The only problem with "~B+ones_vector" is that the addition may introduce unwanted overflows between vector elements. To avoid this, we choose the width parameter of the vector to be at least one larger than is needed to store the largest integer in the vector. This gives us an additional "flag" bit. After an addition, it is a carry bit. After subtraction, it can be used as a sign bit. Furthermore, at any time we can zero it by AND-ing with an appropriate mask. For this purpose we will pre-encode two additional vectors, "flagmask_vector" and "datamask_vector". The former will have ones only in the flag-bit position, the latter only in the data-bit positions.
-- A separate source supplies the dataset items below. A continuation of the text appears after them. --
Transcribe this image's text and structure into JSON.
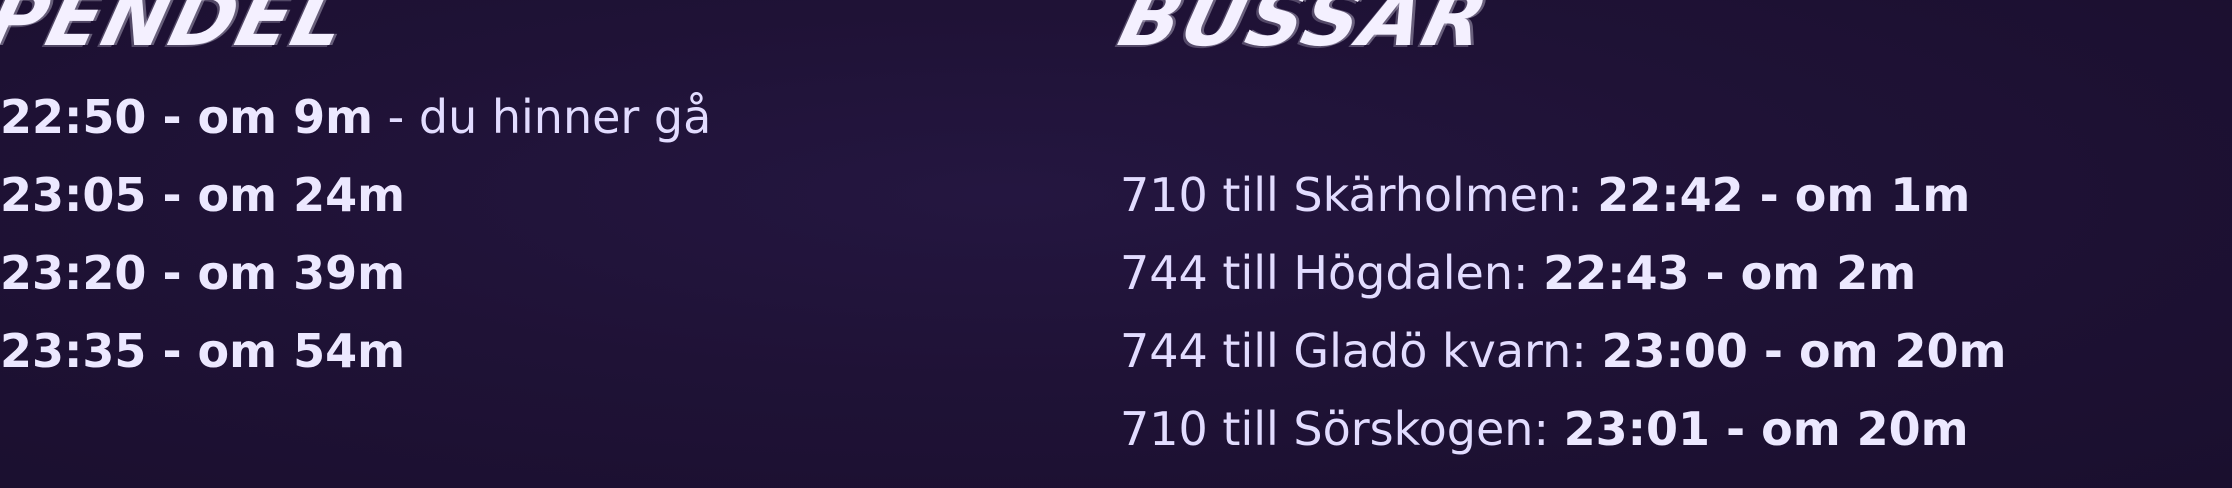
{
  "pendel": {
    "heading": "PENDEL",
    "departures": [
      {
        "time": "22:50 - om 9m",
        "note": " - du hinner gå"
      },
      {
        "time": "23:05 - om 24m",
        "note": ""
      },
      {
        "time": "23:20 - om 39m",
        "note": ""
      },
      {
        "time": "23:35 - om 54m",
        "note": ""
      }
    ]
  },
  "bussar": {
    "heading": "BUSSAR",
    "departures": [
      {
        "route": "710 till Skärholmen: ",
        "time": "22:42 - om 1m"
      },
      {
        "route": "744 till Högdalen: ",
        "time": "22:43 - om 2m"
      },
      {
        "route": "744 till Gladö kvarn: ",
        "time": "23:00 - om 20m"
      },
      {
        "route": "710 till Sörskogen: ",
        "time": "23:01 - om 20m"
      }
    ]
  }
}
Pulling all this together, we can subtract two vectors and read the sign of the result, giving us the desired greater-or-equal function:

```def ge(a,b,ones_vector,datamask_vector,flagmask_vector,width):
return ((a+(~b & datamask_vector)+ones_vector) & flagmask_vector) >> (width-1)
```
Here is an example solution given the vector-based approach that uses "ge" to sort in O(n). The way it works is by first encoding the input array, then comparing it to cyclic shifts of itself. In n-1 such comparisons, each element is compared to all other elements. By summing the result of the comparisons, we know how many elements are smaller or equal to each element. This tells us where to place each element in the sorted array.

Both solutions above can be improved considerably. They are presented as they are for clarity. As an example, width, in the vector-based solution, can be chosen to be as small as floor(log2 m)+2, where m is the maximum value we may wish to store in the vector. Instead, we pick width to be much larger, namely m+1, just so as not to go into unnecessary details. Given a few optimizations, the real-life performance of the vector-based solution above is comparable to that of Bubble sorting (where, by "real life performance" I mean the computational model in which addition, subtraction, bit-shifts and bitwise operations all take time-complexity proportional to the length of their inputs and outputs).
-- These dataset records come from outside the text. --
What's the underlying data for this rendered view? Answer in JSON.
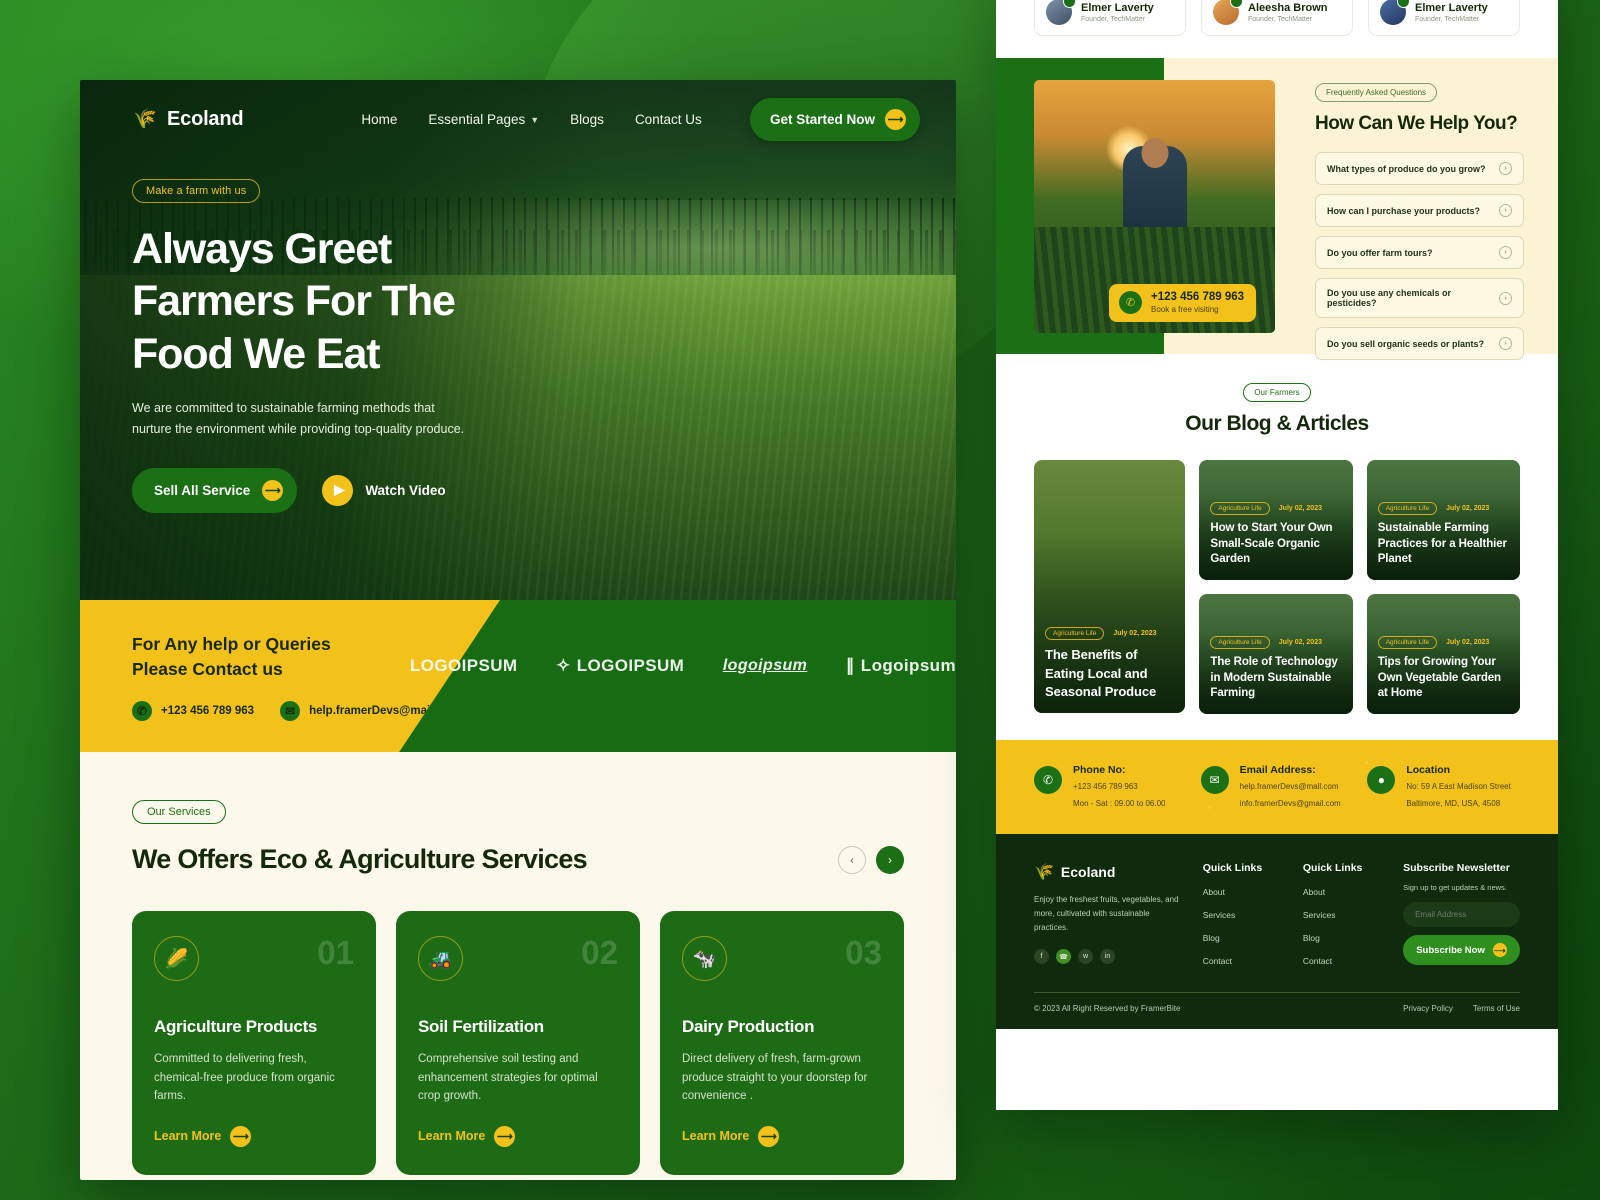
{
  "brand": {
    "name": "Ecoland",
    "logo_icon": "wheat-icon"
  },
  "nav": {
    "links": [
      {
        "label": "Home",
        "icon": ""
      },
      {
        "label": "Essential Pages",
        "icon": "chevron-down-icon"
      },
      {
        "label": "Blogs",
        "icon": ""
      },
      {
        "label": "Contact Us",
        "icon": ""
      }
    ],
    "cta": "Get Started Now"
  },
  "hero": {
    "badge": "Make a farm with us",
    "title_lines": [
      "Always Greet",
      "Farmers For The",
      "Food We Eat"
    ],
    "subtitle": "We are committed to sustainable farming methods that nurture the environment while providing top-quality produce.",
    "primary_button": "Sell All Service",
    "video_button": "Watch Video"
  },
  "contact_strip": {
    "title_line1": "For Any help or Queries",
    "title_line2": "Please Contact us",
    "phone": "+123 456 789 963",
    "email": "help.framerDevs@mail.com",
    "logos": [
      "LOGOIPSUM",
      "LOGOIPSUM",
      "logoipsum",
      "Logoipsum"
    ]
  },
  "services": {
    "pill": "Our Services",
    "heading": "We Offers Eco & Agriculture Services",
    "prev_icon": "chevron-left-icon",
    "next_icon": "chevron-right-icon",
    "cards": [
      {
        "number": "01",
        "icon": "crops-sun-icon",
        "title": "Agriculture Products",
        "text": "Committed to delivering fresh, chemical-free produce from organic farms.",
        "link": "Learn More"
      },
      {
        "number": "02",
        "icon": "tractor-icon",
        "title": "Soil Fertilization",
        "text": "Comprehensive soil testing and enhancement strategies for optimal crop growth.",
        "link": "Learn More"
      },
      {
        "number": "03",
        "icon": "dairy-icon",
        "title": "Dairy Production",
        "text": "Direct delivery of fresh, farm-grown produce straight to your doorstep for convenience .",
        "link": "Learn More"
      }
    ]
  },
  "testimonials": [
    {
      "name": "Elmer Laverty",
      "role": "Founder, TechMatter"
    },
    {
      "name": "Aleesha Brown",
      "role": "Founder, TechMatter"
    },
    {
      "name": "Elmer Laverty",
      "role": "Founder, TechMatter"
    }
  ],
  "faq": {
    "pill": "Frequently Asked Questions",
    "heading": "How Can We Help You?",
    "phone_badge": {
      "number": "+123 456 789 963",
      "subtitle": "Book a free visiting"
    },
    "items": [
      "What types of produce do you grow?",
      "How can I purchase your products?",
      "Do you offer farm tours?",
      "Do you use any chemicals or pesticides?",
      "Do you sell organic seeds or plants?"
    ]
  },
  "blog": {
    "pill": "Our Farmers",
    "heading": "Our Blog & Articles",
    "featured": {
      "tag": "Agriculture Life",
      "date": "July 02, 2023",
      "title": "The Benefits of Eating Local and Seasonal Produce"
    },
    "posts": [
      {
        "tag": "Agriculture Life",
        "date": "July 02, 2023",
        "title": "How to Start Your Own Small-Scale Organic Garden"
      },
      {
        "tag": "Agriculture Life",
        "date": "July 02, 2023",
        "title": "Sustainable Farming Practices for a Healthier Planet"
      },
      {
        "tag": "Agriculture Life",
        "date": "July 02, 2023",
        "title": "The Role of Technology in Modern Sustainable Farming"
      },
      {
        "tag": "Agriculture Life",
        "date": "July 02, 2023",
        "title": "Tips for Growing Your Own Vegetable Garden at Home"
      }
    ]
  },
  "contact_bar": [
    {
      "icon": "phone-icon",
      "label": "Phone No:",
      "line1": "+123 456 789 963",
      "line2": "Mon - Sat : 09.00 to 06.00"
    },
    {
      "icon": "mail-icon",
      "label": "Email Address:",
      "line1": "help.framerDevs@mall.com",
      "line2": "info.framerDevs@gmail.com"
    },
    {
      "icon": "location-icon",
      "label": "Location",
      "line1": "No: 59 A East Madison Street",
      "line2": "Baltimore, MD, USA, 4508"
    }
  ],
  "footer": {
    "brand": "Ecoland",
    "description": "Enjoy the freshest fruits, vegetables, and more, cultivated with sustainable practices.",
    "socials": [
      "facebook-icon",
      "whatsapp-icon",
      "twitter-icon",
      "linkedin-icon"
    ],
    "col1": {
      "heading": "Quick Links",
      "links": [
        "About",
        "Services",
        "Blog",
        "Contact"
      ]
    },
    "col2": {
      "heading": "Quick Links",
      "links": [
        "About",
        "Services",
        "Blog",
        "Contact"
      ]
    },
    "newsletter": {
      "heading": "Subscribe Newsletter",
      "description": "Sign up to get updates & news.",
      "placeholder": "Email Address",
      "button": "Subscribe Now"
    },
    "copyright": "© 2023 All Right Reserved by FramerBite",
    "legal": [
      "Privacy Policy",
      "Terms of Use"
    ]
  },
  "colors": {
    "green": "#1b6f15",
    "dark_green": "#0f2a0c",
    "yellow": "#f2c21a",
    "cream": "#fdf8ec"
  }
}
This demonstrates an important property of the vector-based solutions: what they lack in elegance they make up for in practicality and wide-applicability. A good demonstration of this is the vector-based solution sent by Sen Gu. It is a sorting algorithm imported directly from parallel computation theory. Using the parallelized "ge", this solution implements in O(1) a single round of Odd-Even Transposition Sort, a classic sorting algorithm which is a parallelized version of Bubble sort. The entire sort takes n such rounds and so can be performed in O(n). Sen Gu simply substituted the O(n) simultaneous comparisons normally used in Odd-Even sort with a single vector comparison.
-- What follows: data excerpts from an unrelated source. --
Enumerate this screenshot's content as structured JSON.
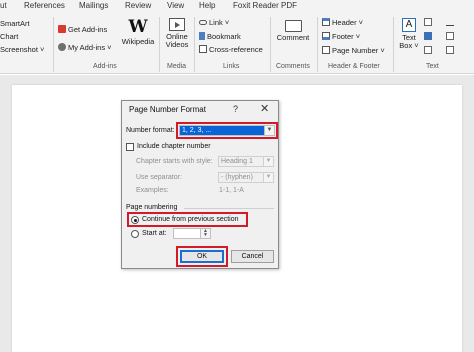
{
  "ribbon_tabs": [
    "ut",
    "References",
    "Mailings",
    "Review",
    "View",
    "Help",
    "Foxit Reader PDF"
  ],
  "ribbon": {
    "left_items": [
      "SmartArt",
      "Chart",
      "Screenshot ˅"
    ],
    "addins": {
      "get_addins": "Get Add-ins",
      "my_addins": "My Add-ins ˅",
      "wikipedia": "Wikipedia",
      "group": "Add-ins"
    },
    "media": {
      "online_videos": "Online Videos",
      "group": "Media"
    },
    "links": {
      "link": "Link ˅",
      "bookmark": "Bookmark",
      "cross_reference": "Cross-reference",
      "group": "Links"
    },
    "comments": {
      "comment": "Comment",
      "group": "Comments"
    },
    "header_footer": {
      "header": "Header ˅",
      "footer": "Footer ˅",
      "page_number": "Page Number ˅",
      "group": "Header & Footer"
    },
    "text": {
      "text_box": "Text Box ˅",
      "group": "Text"
    }
  },
  "dialog": {
    "title": "Page Number Format",
    "help": "?",
    "close": "✕",
    "number_format_label": "Number format:",
    "number_format_value": "1, 2, 3, ...",
    "include_chapter_label": "Include chapter number",
    "include_chapter_checked": false,
    "chapter_style_label": "Chapter starts with style:",
    "chapter_style_value": "Heading 1",
    "separator_label": "Use separator:",
    "separator_value": "-  (hyphen)",
    "examples_label": "Examples:",
    "examples_value": "1-1, 1-A",
    "page_numbering_label": "Page numbering",
    "continue_label": "Continue from previous section",
    "start_at_label": "Start at:",
    "start_at_value": "",
    "ok": "OK",
    "cancel": "Cancel"
  },
  "colors": {
    "highlight": "#d11b2a",
    "selection": "#0a64d8"
  }
}
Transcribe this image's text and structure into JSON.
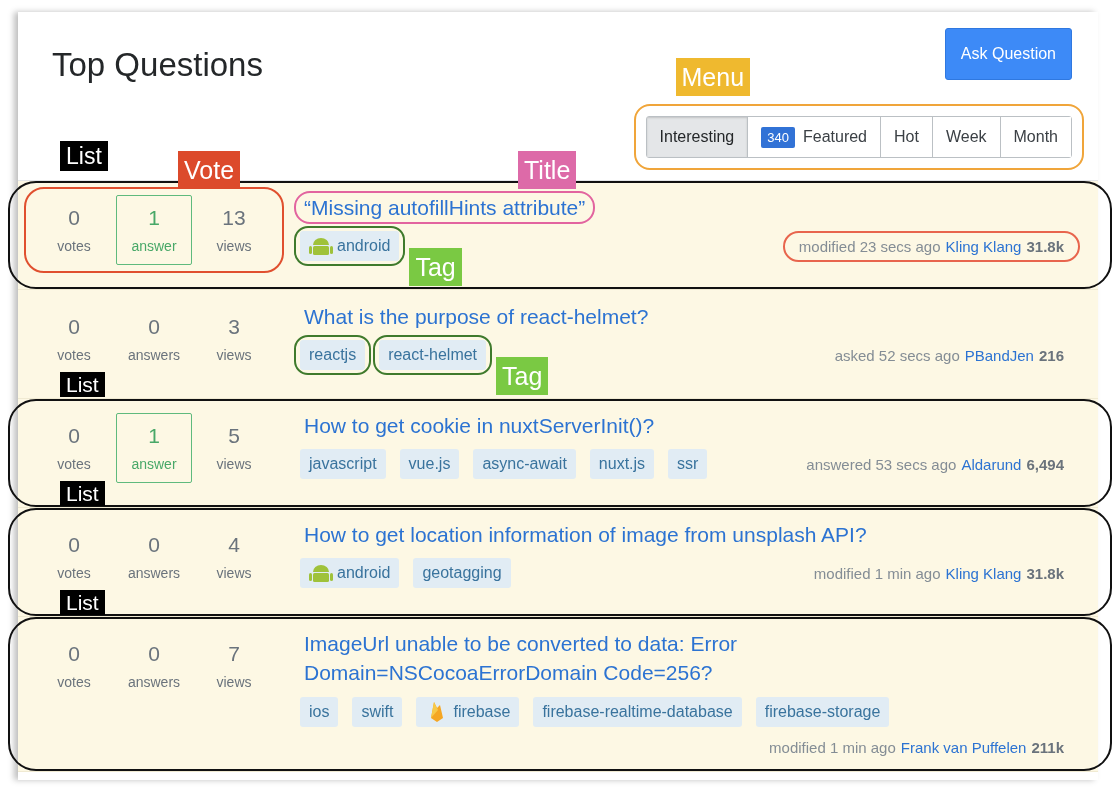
{
  "title": "Top Questions",
  "ask_button": "Ask Question",
  "menu": {
    "callout": "Menu",
    "outlined": true,
    "tabs": [
      {
        "label": "Interesting",
        "selected": true
      },
      {
        "label": "Featured",
        "badge": "340",
        "selected": false
      },
      {
        "label": "Hot",
        "selected": false
      },
      {
        "label": "Week",
        "selected": false
      },
      {
        "label": "Month",
        "selected": false
      }
    ]
  },
  "questions": [
    {
      "list_label": "List",
      "outlined": true,
      "stats_outlined": true,
      "votes": "0",
      "votes_label": "votes",
      "answers": "1",
      "answers_label": "answer",
      "answered": true,
      "views": "13",
      "views_label": "views",
      "title": "“Missing autofillHints attribute”",
      "title_outlined": true,
      "tags": [
        {
          "name": "android",
          "kind": "platform",
          "outlined": true
        }
      ],
      "action": "modified 23 secs ago",
      "user": "Kling Klang",
      "rep": "31.8k",
      "meta_outlined": true,
      "vote_callout": "Vote",
      "title_callout": "Title",
      "tag_callout": "Tag"
    },
    {
      "outlined": false,
      "stats_outlined": false,
      "votes": "0",
      "votes_label": "votes",
      "answers": "0",
      "answers_label": "answers",
      "answered": false,
      "views": "3",
      "views_label": "views",
      "title": "What is the purpose of react-helmet?",
      "title_outlined": false,
      "tags": [
        {
          "name": "reactjs",
          "kind": "plain",
          "outlined": true
        },
        {
          "name": "react-helmet",
          "kind": "plain",
          "outlined": true
        }
      ],
      "action": "asked 52 secs ago",
      "user": "PBandJen",
      "rep": "216",
      "meta_outlined": false,
      "tag_callout": "Tag"
    },
    {
      "list_label": "List",
      "outlined": true,
      "stats_outlined": false,
      "votes": "0",
      "votes_label": "votes",
      "answers": "1",
      "answers_label": "answer",
      "answered": true,
      "views": "5",
      "views_label": "views",
      "title": "How to get cookie in nuxtServerInit()?",
      "title_outlined": false,
      "tags": [
        {
          "name": "javascript",
          "kind": "plain",
          "outlined": false
        },
        {
          "name": "vue.js",
          "kind": "plain",
          "outlined": false
        },
        {
          "name": "async-await",
          "kind": "plain",
          "outlined": false
        },
        {
          "name": "nuxt.js",
          "kind": "plain",
          "outlined": false
        },
        {
          "name": "ssr",
          "kind": "plain",
          "outlined": false
        }
      ],
      "action": "answered 53 secs ago",
      "user": "Aldarund",
      "rep": "6,494",
      "meta_outlined": false
    },
    {
      "list_label": "List",
      "outlined": true,
      "stats_outlined": false,
      "votes": "0",
      "votes_label": "votes",
      "answers": "0",
      "answers_label": "answers",
      "answered": false,
      "views": "4",
      "views_label": "views",
      "title": "How to get location information of image from unsplash API?",
      "title_outlined": false,
      "tags": [
        {
          "name": "android",
          "kind": "platform",
          "outlined": false
        },
        {
          "name": "geotagging",
          "kind": "plain",
          "outlined": false
        }
      ],
      "action": "modified 1 min ago",
      "user": "Kling Klang",
      "rep": "31.8k",
      "meta_outlined": false
    },
    {
      "list_label": "List",
      "outlined": true,
      "stats_outlined": false,
      "votes": "0",
      "votes_label": "votes",
      "answers": "0",
      "answers_label": "answers",
      "answered": false,
      "views": "7",
      "views_label": "views",
      "title": "ImageUrl unable to be converted to data: Error Domain=NSCocoaErrorDomain Code=256?",
      "title_outlined": false,
      "tags": [
        {
          "name": "ios",
          "kind": "plain",
          "outlined": false
        },
        {
          "name": "swift",
          "kind": "plain",
          "outlined": false
        },
        {
          "name": "firebase",
          "kind": "service",
          "outlined": false
        },
        {
          "name": "firebase-realtime-database",
          "kind": "plain",
          "outlined": false
        },
        {
          "name": "firebase-storage",
          "kind": "plain",
          "outlined": false
        }
      ],
      "action": "modified 1 min ago",
      "user": "Frank van Puffelen",
      "rep": "211k",
      "meta_outlined": false
    }
  ]
}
In all solution examples given above, the key ingredient in achieving the desired parallelism is a mix of bitwise operations and arithmetic operations. The last solution I present here comes from Yingjie Xu, and is worth seeing because it demonstrates that this mix in operation types is not an essential ingredient. This solution uses addition, subtraction and bit-shifts only. Using these, it counts how many values are smaller/larger than a specific element, doing so in the set-based approach. It is available here.

One last point: I was told by one reader that the fact that we allow unlimited integers here is a trick, and that the sorting procedures I ask people to come up with would not work in the more realistic case of bounded integers. This is true. If you want to sort n bounded integers in O(n) time, use Radix sort.